We wspomnianej broszurze próżno szukać polskich tekstów, choć zespół polski. Maja śpiewa tylko po angielsku, i wcale nie słychać, że jest Polką. Jest to zaleta w myśl zasady: śpiewasz po angielsku – znaj angielski. Właśnie w tekstach kryje się ten tajemniczy świat. Są to poetycko opowiedziane historie, dosyć… senne. Często pojawiają się w nich sny, kołysanki, inny świat, noc i księżyc. Podobna jest też muzyka. Nostalgiczna, wywołująca czasem nutkę grozy, enigmatyczna. Nie znaczy to jednak, że usypiająca. Wręcz przeciwnie, w śpiewie Mai słyszę dramaturgię, granie na emocjach, wczuwanie się w opowiadaną historię, nawet aktorstwo i klimat nieco musicalowy. Barwa głosu piękna, subtelna, ale i zdecydowana. Najlepiej samemu usłyszeć:



Na płycie słychać szacunek do muzyki przez duże M: bogactwo instrumentów (gitary, akordeon, fortepian, bębny, charango*), umiejętność stworzenia niepowtarzalnego, enigmatycznego klimatu. Widać, że mamy do czynienia z profesjonalistami. Gdzieś czytałam, że w ich muzyce słychać odniesienia do twórczości Antony and the Johnsons.
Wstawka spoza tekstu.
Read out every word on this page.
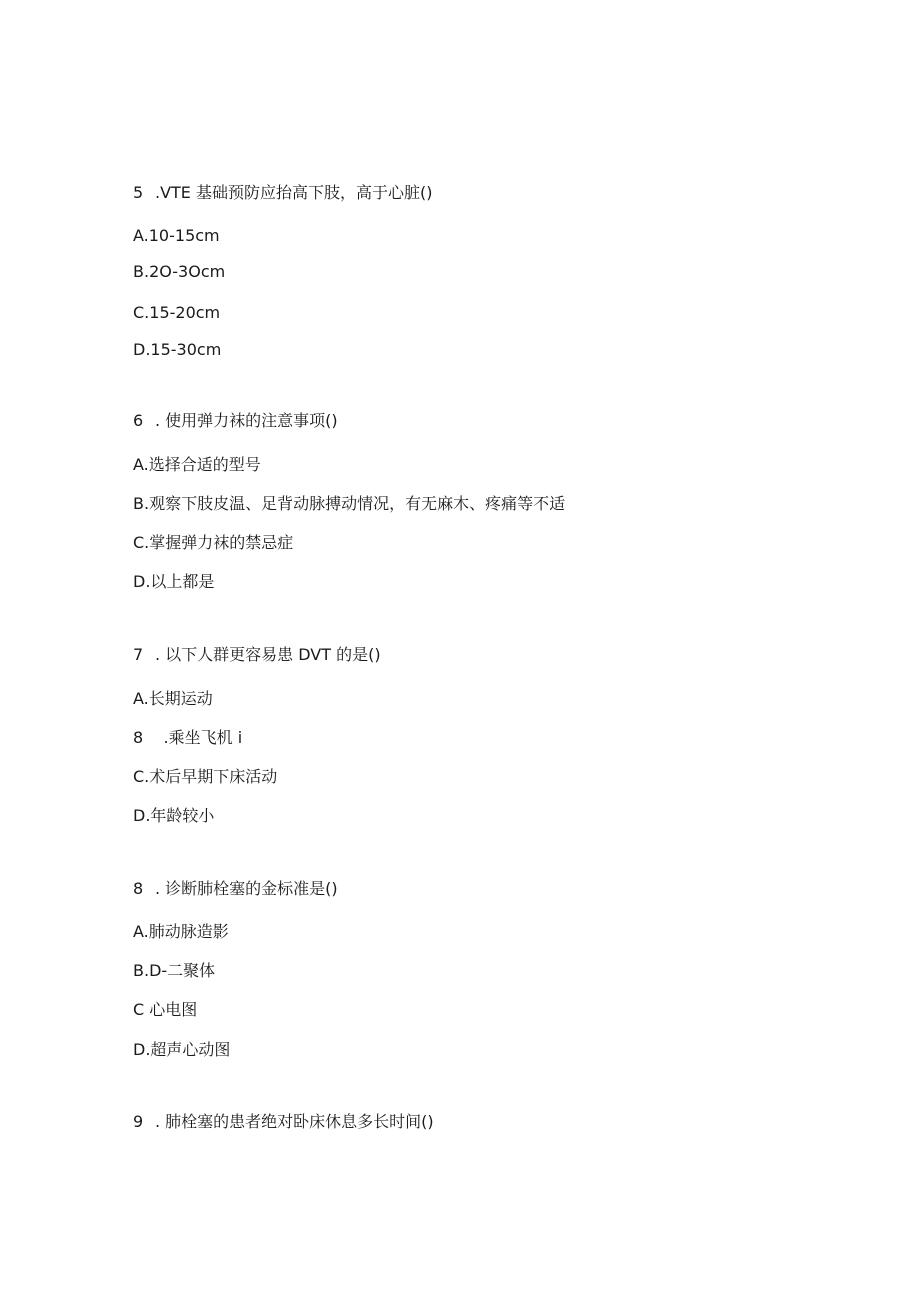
5 .VTE 基础预防应抬高下肢，高于心脏()
A.10-15cm
B.2O-3Ocm
C.15-20cm
D.15-30cm
6 . 使用弹力袜的注意事项()
A.选择合适的型号
B.观察下肢皮温、足背动脉搏动情况，有无麻木、疼痛等不适
C.掌握弹力袜的禁忌症
D.以上都是
7 . 以下人群更容易患 DVT 的是()
A.长期运动
8    .乘坐飞机 i
C.术后早期下床活动
D.年龄较小
8 . 诊断肺栓塞的金标准是()
A.肺动脉造影
B.D-二聚体
C 心电图
D.超声心动图
9 . 肺栓塞的患者绝对卧床休息多长时间()
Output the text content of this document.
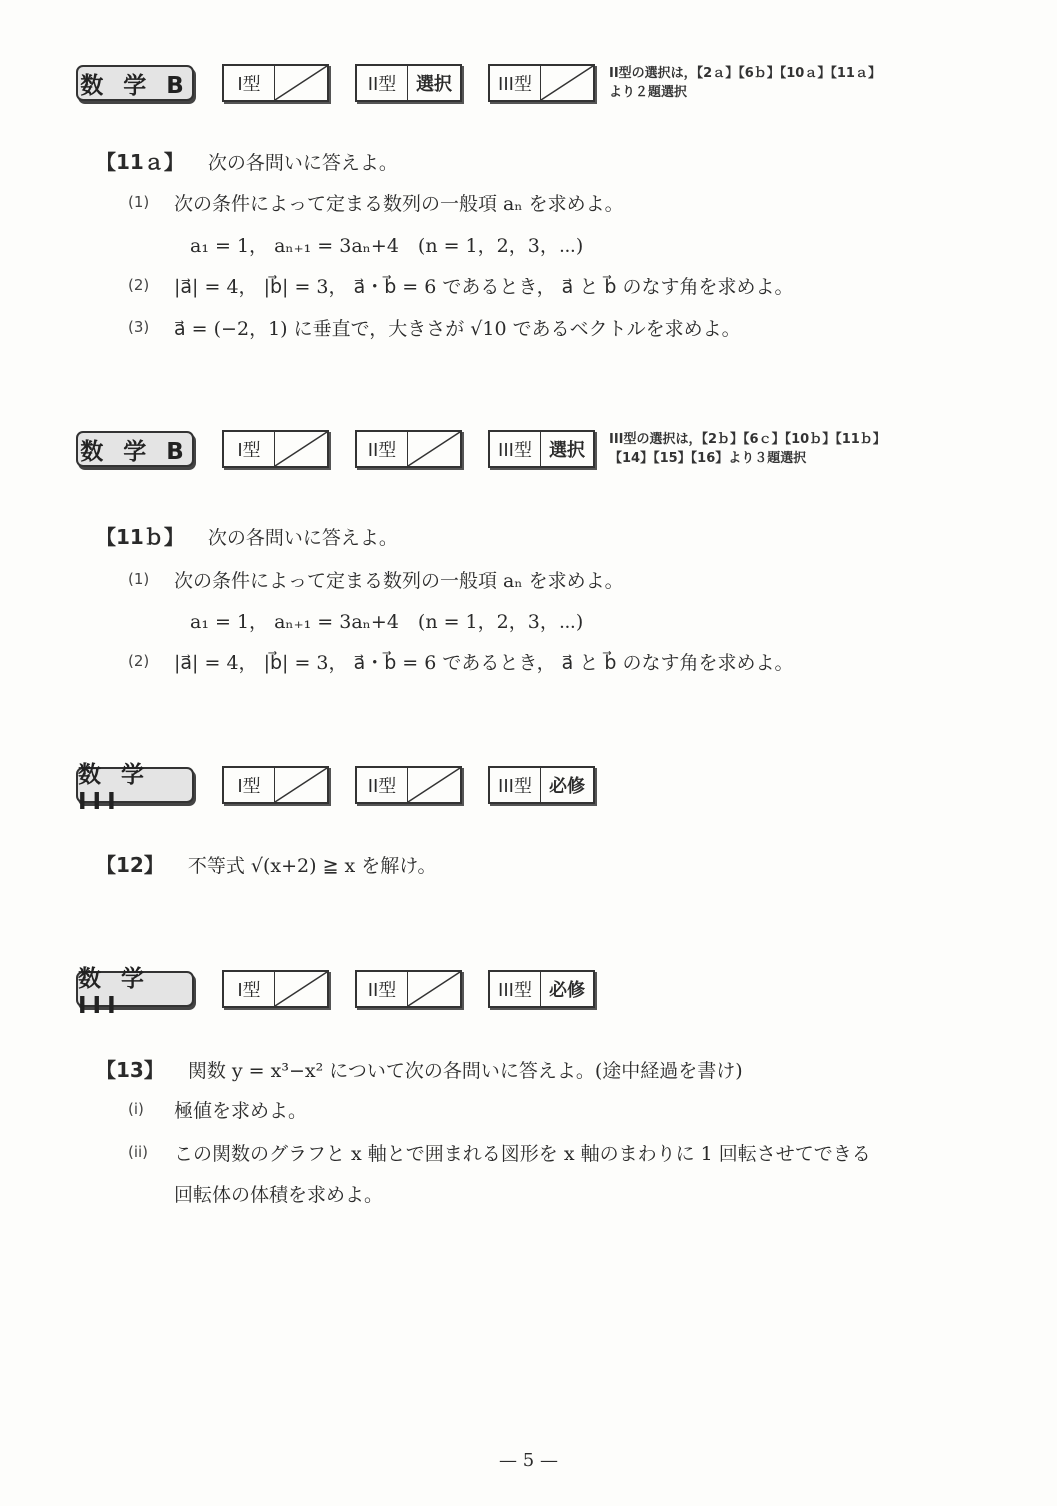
数 学 B	I型	II型	選択	III型
II型の選択は，【2ａ】【6ｂ】【10ａ】【11ａ】
より２題選択
【11ａ】 次の各問いに答えよ。
(1) 次の条件によって定まる数列の一般項 aₙ を求めよ。
a₁ = 1， aₙ₊₁ = 3aₙ+4　(n = 1，2，3，⋯)
(2) |a⃗| = 4， |b⃗| = 3， a⃗・b⃗ = 6 であるとき， a⃗ と b⃗ のなす角を求めよ。
(3) a⃗ = (−2，1) に垂直で，大きさが √10 であるベクトルを求めよ。
数 学 B	I型	II型	III型 選択
III型の選択は，【2ｂ】【6ｃ】【10ｂ】【11ｂ】
【14】【15】【16】より３題選択
【11ｂ】 次の各問いに答えよ。
(1) 次の条件によって定まる数列の一般項 aₙ を求めよ。
a₁ = 1， aₙ₊₁ = 3aₙ+4　(n = 1，2，3，⋯)
(2) |a⃗| = 4， |b⃗| = 3， a⃗・b⃗ = 6 であるとき， a⃗ と b⃗ のなす角を求めよ。
数 学 III
I型	II型	III型 必修
【12】 不等式 √(x+2) ≧ x を解け。
数 学 III
I型	II型	III型 必修
【13】 関数 y = x³−x² について次の各問いに答えよ。(途中経過を書け)
(i) 極値を求めよ。
(ii) この関数のグラフと x 軸とで囲まれる図形を x 軸のまわりに 1 回転させてできる
回転体の体積を求めよ。
— 5 —
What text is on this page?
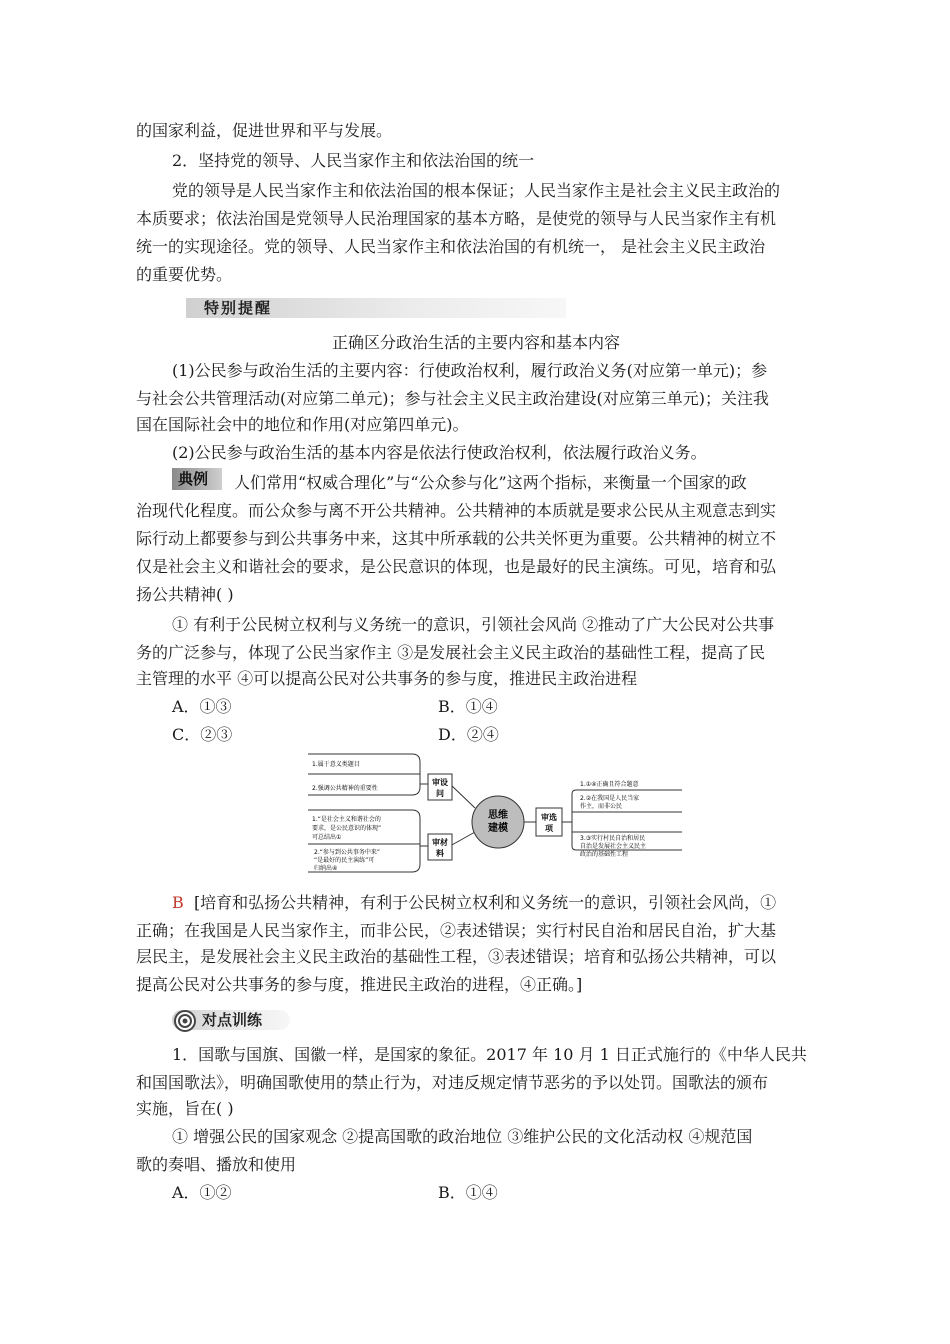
的国家利益，促进世界和平与发展。
2．坚持党的领导、人民当家作主和依法治国的统一
党的领导是人民当家作主和依法治国的根本保证；人民当家作主是社会主义民主政治的
本质要求；依法治国是党领导人民治理国家的基本方略，是使党的领导与人民当家作主有机
统一的实现途径。党的领导、人民当家作主和依法治国的有机统一， 是社会主义民主政治
的重要优势。
特别提醒
正确区分政治生活的主要内容和基本内容
(1)公民参与政治生活的主要内容：行使政治权利，履行政治义务(对应第一单元)；参
与社会公共管理活动(对应第二单元)；参与社会主义民主政治建设(对应第三单元)；关注我
国在国际社会中的地位和作用(对应第四单元)。
(2)公民参与政治生活的基本内容是依法行使政治权利，依法履行政治义务。
典例	人们常用“权威合理化”与“公众参与化”这两个指标，来衡量一个国家的政
治现代化程度。而公众参与离不开公共精神。公共精神的本质就是要求公民从主观意志到实
际行动上都要参与到公共事务中来，这其中所承载的公共关怀更为重要。公共精神的树立不
仅是社会主义和谐社会的要求，是公民意识的体现，也是最好的民主演练。可见，培育和弘
扬公共精神( )
① 有利于公民树立权利与义务统一的意识，引领社会风尚 ②推动了广大公民对公共事
务的广泛参与，体现了公民当家作主 ③是发展社会主义民主政治的基础性工程，提高了民
主管理的水平 ④可以提高公民对公共事务的参与度，推进民主政治进程
A．①③	B．①④
C．②③	D．②④
思维
建模
审设
问
审材
料
审选
项
1.属于意义类题目
2.强调公共精神的重要性
1.“是社会主义和谐社会的
要求，是公民意识的体现”
可总结出①
2.“参与到公共事务中来”
“是最好的民主演练”可
归纳出④
1.①④正确且符合题意
2.②在我国是人民当家
作主，而非公民
3.③实行村民自治和居民
自治是发展社会主义民主
政治的基础性工程
B [培育和弘扬公共精神，有利于公民树立权利和义务统一的意识，引领社会风尚，①
正确；在我国是人民当家作主，而非公民，②表述错误；实行村民自治和居民自治，扩大基
层民主，是发展社会主义民主政治的基础性工程，③表述错误；培育和弘扬公共精神，可以
提高公民对公共事务的参与度，推进民主政治的进程，④正确。]
对点训练
1．国歌与国旗、国徽一样，是国家的象征。2017 年 10 月 1 日正式施行的《中华人民共
和国国歌法》，明确国歌使用的禁止行为，对违反规定情节恶劣的予以处罚。国歌法的颁布
实施，旨在( )
① 增强公民的国家观念 ②提高国歌的政治地位 ③维护公民的文化活动权 ④规范国
歌的奏唱、播放和使用
A．①②	B．①④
Rzeczywiście, gdyby muzycy Antony’ego Hogarty’ego spotkali się na jednej scenie z Maja Olenderek Ensemble, powstałaby przepiękna orkiestra, a duet Antony & Maja? Oj, to byłoby ogromne wzruszenie. Swoją drogą, wyobrażacie sobie, że Antony and the Johnsons to grupa, którą poleciła nam słuchać jedna pani dr na studiach?



Muzyka powinna wywoływać emocje i pobudzać wyobraźnię. Wiecie, słuchając utworu „Tree” wyobrażam sobie, że jestem nimfą leśną unoszącą się 5 centymetrów nad ziemią. Więc chyba wszystko działa tak, jak powinno :)

„Bubble Town” to album idealny na jesień. Dostałam płytę kilka miesięcy temu, ale dopiero teraz, kiedy wieczory dłuższe, a za oknem dywan ze spadających liści, orzechy włoskie i jabłka, czuję, że twórczość Maja Olenderek Ensemble „chwyciła” mnie doszczętnie właśnie w takich okolicznościach. Nie przy urlopowym, wakacyjnym fiu bździu. Przy dystyngowanej, spokojnej, śliwkowej jesieni. Polecam mocno!


* Słuchając świeżej muzyki, zawsze człowiek się czegoś nauczy. Charango to andyjski instrument strunowy, narodowy instrument Boliwii. Jak widać, w muzyce polskiej śpiewanej po angielsku też się sprawdza!